Updated: May 31
Spring has sprung, and for many, this means the return of the dreaded hay fever symptoms. Itchy watery eyes, stuffy noses, sneezing, low energy all wreak havoc with the increased pollen in the air.
These symptoms, however, are a sign of something much deeper and troubling for the sufferer's health long term. Runny noses, watery eyes and sneezing are all ways your body attempts to rid itself of the allergen. Although these pesky symptoms should not occur regularly and if so they should be viewed as a warning sign, not be ignored or suppressed with anti-histamines or over-the-counter medications.
Well, at least that's the functional health care approach, where we look to find and address the root cause of the symptoms.
So, what is the most common culprit for hay fever and seasonal allergies?
Poor gut health!
Our gut or gastrointestinal tract is the long passage that runs from our mouth to our stomach, to our intestines and right down to our anus. It is where we digest our food, absorb vital nutrients and eliminate waste and toxins.
Becoming increasingly common is a "leaky gut", where the junctions between the cells lining the intestinal wall are no longer tight but porous or "leaky". This allows bacteria, toxins, undigested food and fungus/yeast into the otherwise sterile bloodstream.
Your body's immune system then launches an attack on these foreign invaders triggering an inflammatory response. Inflammation that comes from a leaky gut can come in many forms, including irritable bowel syndrome, heart disease, diabetes, autoimmune diseases, joint pain, skin conditions, thyroid disease and of course seasonal allergies. Nutritional deficiencies are also common, further impacting the body's ability to function.

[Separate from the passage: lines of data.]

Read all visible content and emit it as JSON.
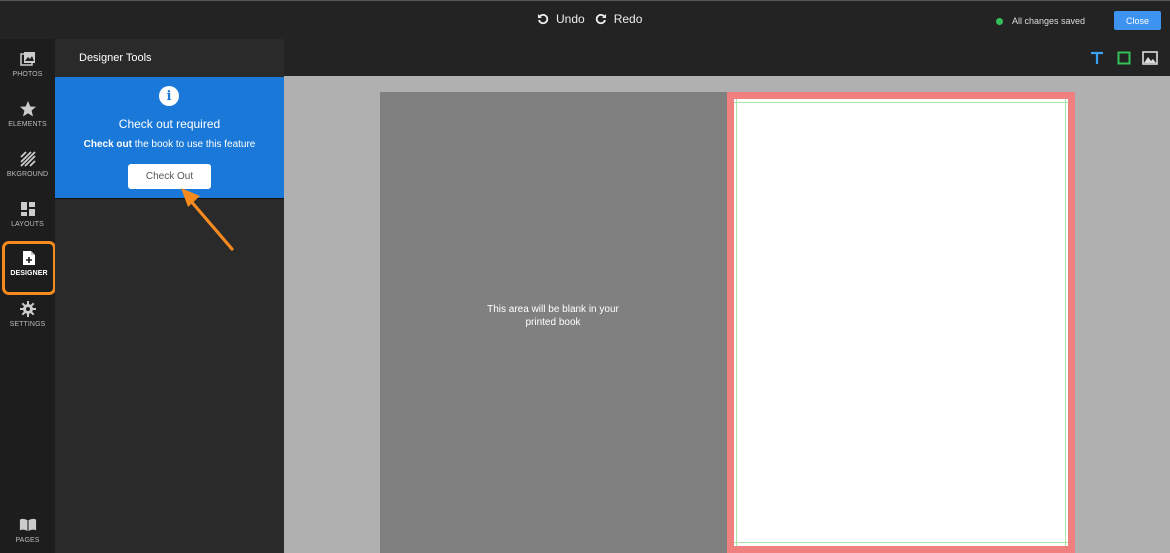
{
  "topbar": {
    "undo_label": "Undo",
    "redo_label": "Redo",
    "save_status": "All changes saved",
    "save_status_color": "#35c15a",
    "close_label": "Close"
  },
  "rail": {
    "items": [
      {
        "label": "PHOTOS",
        "icon": "photos-icon"
      },
      {
        "label": "ELEMENTS",
        "icon": "star-icon"
      },
      {
        "label": "BKGROUND",
        "icon": "background-icon"
      },
      {
        "label": "LAYOUTS",
        "icon": "layouts-icon"
      },
      {
        "label": "DESIGNER",
        "icon": "designer-icon",
        "active": true
      },
      {
        "label": "SETTINGS",
        "icon": "gear-icon"
      },
      {
        "label": "PAGES",
        "icon": "book-icon"
      }
    ]
  },
  "panel": {
    "title": "Designer Tools",
    "notice": {
      "heading": "Check out required",
      "sub_bold": "Check out",
      "sub_rest": " the book to use this feature",
      "button_label": "Check Out"
    }
  },
  "canvas": {
    "toolbar_icons": [
      "text-icon",
      "shape-icon",
      "image-icon"
    ],
    "left_page_message": "This area will be blank in your printed book"
  },
  "colors": {
    "accent_blue": "#3d94f0",
    "notice_blue": "#1a79d8",
    "highlight_orange": "#f58a1f",
    "selection_red": "#f08080"
  }
}
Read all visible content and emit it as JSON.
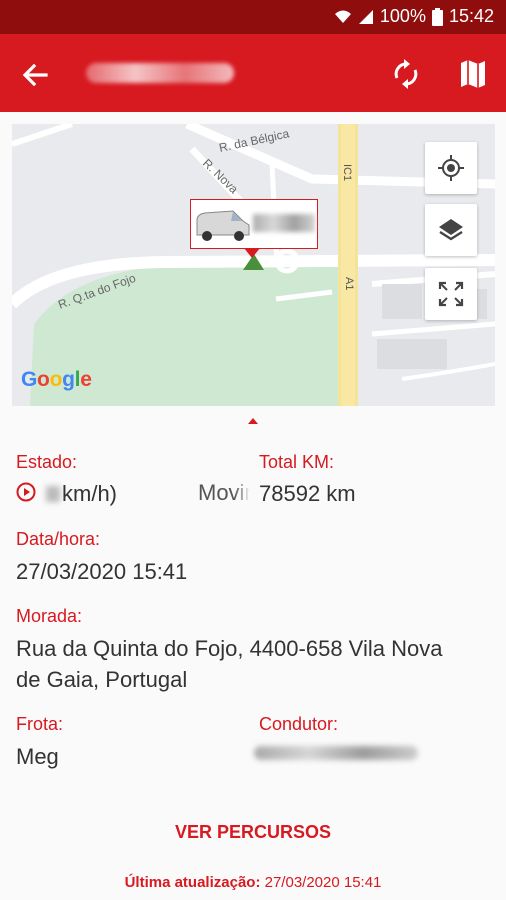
{
  "status_bar": {
    "battery": "100%",
    "time": "15:42"
  },
  "app_bar": {
    "title": ""
  },
  "map": {
    "streets": [
      "R. da Bélgica",
      "R. Nova",
      "R. Q.ta do Fojo",
      "IC1",
      "A1"
    ],
    "google_logo": "Google"
  },
  "details": {
    "estado_label": "Estado:",
    "speed_text": "km/h)",
    "movement_text": "Movimento",
    "total_km_label": "Total KM:",
    "total_km_value": "78592 km",
    "datetime_label": "Data/hora:",
    "datetime_value": "27/03/2020 15:41",
    "morada_label": "Morada:",
    "morada_line1": "Rua da Quinta do Fojo, 4400-658 Vila Nova",
    "morada_line2": "de Gaia, Portugal",
    "frota_label": "Frota:",
    "frota_value": "Meg",
    "condutor_label": "Condutor:"
  },
  "actions": {
    "ver_percursos": "VER PERCURSOS"
  },
  "footer": {
    "last_update_label": "Última atualização:",
    "last_update_value": "27/03/2020 15:41"
  },
  "colors": {
    "primary": "#d71920",
    "status_bar": "#8f0d0d",
    "text": "#333333"
  }
}
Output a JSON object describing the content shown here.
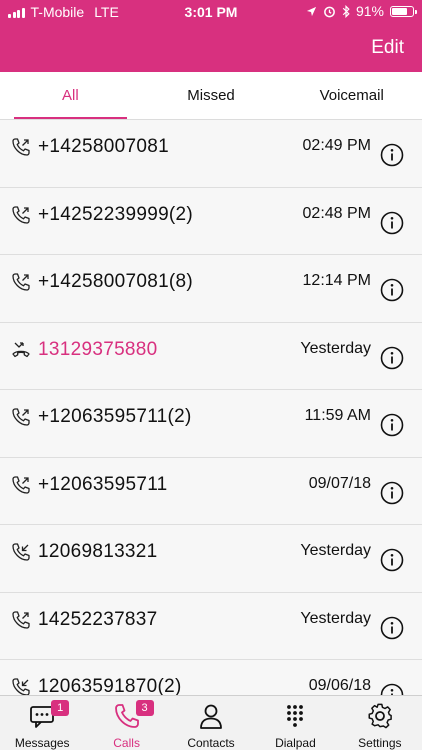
{
  "status_bar": {
    "carrier": "T-Mobile",
    "network": "LTE",
    "time": "3:01 PM",
    "battery": "91%",
    "battery_level": 0.91
  },
  "header": {
    "edit_label": "Edit",
    "color": "#d8307f"
  },
  "tabs": [
    {
      "label": "All",
      "active": true
    },
    {
      "label": "Missed",
      "active": false
    },
    {
      "label": "Voicemail",
      "active": false
    }
  ],
  "calls": [
    {
      "number": "+14258007081",
      "time": "02:49 PM",
      "type": "outgoing"
    },
    {
      "number": "+14252239999(2)",
      "time": "02:48 PM",
      "type": "outgoing"
    },
    {
      "number": "+14258007081(8)",
      "time": "12:14 PM",
      "type": "outgoing"
    },
    {
      "number": "13129375880",
      "time": "Yesterday",
      "type": "missed"
    },
    {
      "number": "+12063595711(2)",
      "time": "11:59 AM",
      "type": "outgoing"
    },
    {
      "number": "+12063595711",
      "time": "09/07/18",
      "type": "outgoing"
    },
    {
      "number": "12069813321",
      "time": "Yesterday",
      "type": "incoming"
    },
    {
      "number": "14252237837",
      "time": "Yesterday",
      "type": "outgoing"
    },
    {
      "number": "12063591870(2)",
      "time": "09/06/18",
      "type": "incoming"
    }
  ],
  "tab_bar": [
    {
      "label": "Messages",
      "icon": "messages-icon",
      "badge": "1",
      "active": false
    },
    {
      "label": "Calls",
      "icon": "calls-icon",
      "badge": "3",
      "active": true
    },
    {
      "label": "Contacts",
      "icon": "contacts-icon",
      "badge": "",
      "active": false
    },
    {
      "label": "Dialpad",
      "icon": "dialpad-icon",
      "badge": "",
      "active": false
    },
    {
      "label": "Settings",
      "icon": "settings-icon",
      "badge": "",
      "active": false
    }
  ]
}
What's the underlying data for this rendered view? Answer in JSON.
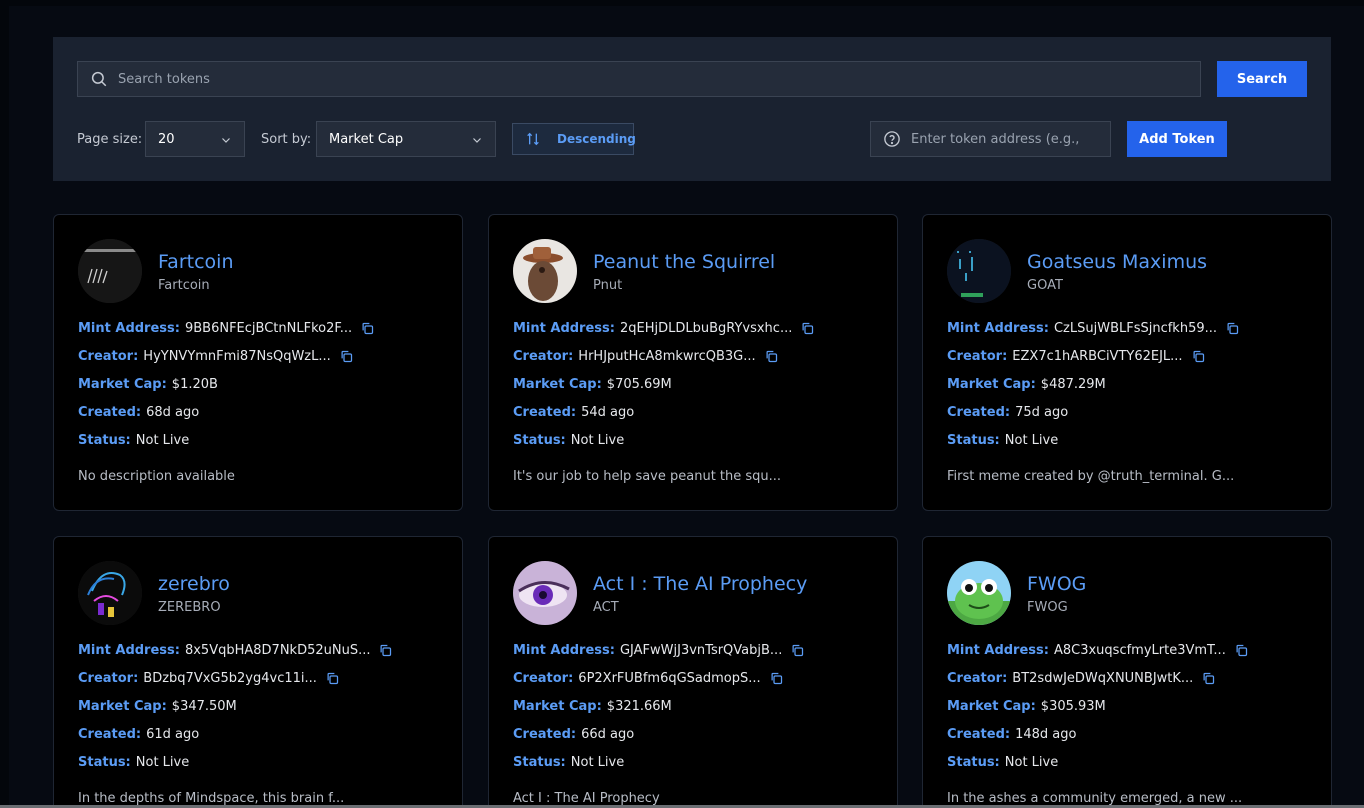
{
  "search": {
    "placeholder": "Search tokens",
    "button_label": "Search"
  },
  "filters": {
    "page_size_label": "Page size:",
    "page_size_value": "20",
    "sort_label": "Sort by:",
    "sort_value": "Market Cap",
    "order_label": "Descending",
    "address_placeholder": "Enter token address (e.g.,",
    "add_button_label": "Add Token"
  },
  "labels": {
    "mint": "Mint Address:",
    "creator": "Creator:",
    "market_cap": "Market Cap:",
    "created": "Created:",
    "status": "Status:"
  },
  "colors": {
    "accent": "#5b9cf5",
    "primary_button": "#2463eb",
    "card_bg": "#000000",
    "panel_bg": "#1a2230"
  },
  "tokens": [
    {
      "name": "Fartcoin",
      "symbol": "Fartcoin",
      "mint": "9BB6NFEcjBCtnNLFko2F...",
      "creator": "HyYNVYmnFmi87NsQqWzL...",
      "market_cap": "$1.20B",
      "created": "68d ago",
      "status": "Not Live",
      "description": "No description available",
      "avatar": "fartcoin-avatar"
    },
    {
      "name": "Peanut the Squirrel",
      "symbol": "Pnut",
      "mint": "2qEHjDLDLbuBgRYvsxhc...",
      "creator": "HrHJputHcA8mkwrcQB3G...",
      "market_cap": "$705.69M",
      "created": "54d ago",
      "status": "Not Live",
      "description": "It's our job to help save peanut the squ...",
      "avatar": "squirrel-avatar"
    },
    {
      "name": "Goatseus Maximus",
      "symbol": "GOAT",
      "mint": "CzLSujWBLFsSjncfkh59...",
      "creator": "EZX7c1hARBCiVTY62EJL...",
      "market_cap": "$487.29M",
      "created": "75d ago",
      "status": "Not Live",
      "description": "First meme created by @truth_terminal. G...",
      "avatar": "goat-avatar"
    },
    {
      "name": "zerebro",
      "symbol": "ZEREBRO",
      "mint": "8x5VqbHA8D7NkD52uNuS...",
      "creator": "BDzbq7VxG5b2yg4vc11i...",
      "market_cap": "$347.50M",
      "created": "61d ago",
      "status": "Not Live",
      "description": "In the depths of Mindspace, this brain f...",
      "avatar": "zerebro-avatar"
    },
    {
      "name": "Act I : The AI Prophecy",
      "symbol": "ACT",
      "mint": "GJAFwWjJ3vnTsrQVabjB...",
      "creator": "6P2XrFUBfm6qGSadmopS...",
      "market_cap": "$321.66M",
      "created": "66d ago",
      "status": "Not Live",
      "description": "Act I : The AI Prophecy",
      "avatar": "act-avatar"
    },
    {
      "name": "FWOG",
      "symbol": "FWOG",
      "mint": "A8C3xuqscfmyLrte3VmT...",
      "creator": "BT2sdwJeDWqXNUNBJwtK...",
      "market_cap": "$305.93M",
      "created": "148d ago",
      "status": "Not Live",
      "description": "In the ashes a community emerged, a new ...",
      "avatar": "frog-avatar"
    }
  ]
}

What causes poor gut health or a "leaky gut"?
Poor dietary choices, excess sugar consumption, medications such as antibiotics and oral contraceptives, alcohol and toxins or chemicals in our food and water.
To discover more about the vital role our gut plays in our health and well-being, check out "You are 90% bugs, but are you the right kind?" and "Six simple steps to heal your gut and boost your immune system". Or visit my IBS & Gut healing Facebook Group.
Natural symptom relief
Healing your gut may require the help of a qualified holistic health practitioner, but there are some things you can do to give you a head start on symptom relief.
Increase your vegetable and fruit intake, especially brightly coloured ones. They often contain higher levels of Vitamin C and beneficial flavonoids. So think, citrus fruits and red or orange capsicums. But even broccoli, Brussels sprouts and spinach contain high levels of flavonoids.
Flavonoids possess antioxidant and anti-allergic activities as well as immune-modulating traits. A common flavonoid used in a supplemental form that can help allergies is quercetin.
Quercetin is a plant pigment found in many common herbs and foods, but taking around 500 mg per day (for adults) has been known to help.
Vitamin C can also be supportive. Consider around 2000 mg per day. Thorne has a Vitamin C product containing flavonoids.
Freeze Dried Stinging Nettle Leaf has been found to be as effective as over-the-counter anti-histamines! It needs to be freeze-dried to work, however. (This product contains both stinging nettle and quercetin here).
Those with low levels of DAO enzyme may benefit from a supplement containing it. Diamine oxidase (DAO) is responsible for breaking down histamine that you take in from foods. Foods like aged cheeses, red wine, bone broth, processed meats, and fermented products.
Avoid wheat, gluten, sugar, dairy, caffeine, and alcohol as these have been known to make allergies worse and prevent gut healing.
Probiotics can be beneficial. Different types, or strains, have their own unique ways of helping out. Lactobacillus paracasei, Lactobacillus casei Shirota, Saccharomyces cerevisiae (EpiCor), Lactobacillus rhamnosus GG (LGG) and Lactobacillus acidophilus, Bifidobacterium longum are some strains that have been shown to improve the symptoms of seasonal allergies. The right dose is important, and in many cases needs to be upwards of 10 billion colony forming units (CFUs) per day. (Please note: There are some people who may not benefit from probiotics. They often have a Small Intestinal Bacterial Overgrowth).
Digestive enzymes, zinc, and vitamin D may also be required.
Mould is another potential allergen. It is recommended you safely and effectively address any mould growing in your home or work environment. Inhaling mould spores can be highly dangerous to your health.
Stopping medications for reflux or non-steroidal anti-inflammatory drugs (NSAIDs) may also be necessary. But please do this only with the support of your health practitioner.